Tough and biodegradable polyurethane-silica hybrids with a rapid sol-gel transition for bone repair

Abstract

Inorganic–organic hybrid materials have promising properties for bone repair because of the covalent bonding between their inorganic and organic phases. This desirable interaction allows the limitations of composite materials, such as inhomogeneous biodegradation rates and nonbiointeractive surfaces, to be overcome. In this study, a polycaprolactone (PCL)-based polyurethane (PU) with an organosilane functional group was synthesized for the first time. Thereafter, a biodegradable PU-silica hybrid was produced through the sol-gel process. The PU-silica hybrid was not only flexible and fully biodegradable but also possessed shape memory ability.

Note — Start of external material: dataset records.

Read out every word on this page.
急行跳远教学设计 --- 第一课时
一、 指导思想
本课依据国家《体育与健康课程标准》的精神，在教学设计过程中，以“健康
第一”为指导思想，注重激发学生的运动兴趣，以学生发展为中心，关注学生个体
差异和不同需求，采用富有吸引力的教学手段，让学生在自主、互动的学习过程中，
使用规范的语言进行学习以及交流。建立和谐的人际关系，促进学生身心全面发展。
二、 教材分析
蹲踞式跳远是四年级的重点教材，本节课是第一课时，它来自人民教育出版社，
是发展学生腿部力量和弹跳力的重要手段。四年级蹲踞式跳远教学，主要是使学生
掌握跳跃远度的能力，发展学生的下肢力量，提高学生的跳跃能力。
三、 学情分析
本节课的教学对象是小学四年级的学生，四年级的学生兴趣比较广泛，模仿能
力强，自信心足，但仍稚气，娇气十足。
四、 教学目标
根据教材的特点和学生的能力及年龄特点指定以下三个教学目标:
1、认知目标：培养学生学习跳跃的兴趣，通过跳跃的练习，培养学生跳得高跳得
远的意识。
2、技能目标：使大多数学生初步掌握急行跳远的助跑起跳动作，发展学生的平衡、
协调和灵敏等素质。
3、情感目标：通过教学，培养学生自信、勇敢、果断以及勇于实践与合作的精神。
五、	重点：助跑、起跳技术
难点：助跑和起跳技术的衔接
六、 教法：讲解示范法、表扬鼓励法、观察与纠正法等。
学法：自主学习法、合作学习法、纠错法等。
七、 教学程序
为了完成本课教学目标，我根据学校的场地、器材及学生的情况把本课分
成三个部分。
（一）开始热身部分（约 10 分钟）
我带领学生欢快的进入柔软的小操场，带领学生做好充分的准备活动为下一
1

In addition, allophanate bonding enabled the silane coupling agent to induce increased crosslinking between the polymer and silica network, as well as between polymer and polymer. Accordingly, the sol-to-gel gelation time required to produce the hybrids was very short, which allowed the production of 3D porous hybrid scaffolds through a simple salt-leaching process. A hybrid scaffold with a 30 wt. % silica composition was the most ideal bone regenerative scaffold since it was able to withstand thermal deformation with promising mechanical properties. Moreover, the hybrid scaffold induced osteogenic differentiation and angiogenesis to accelerate bone regeneration.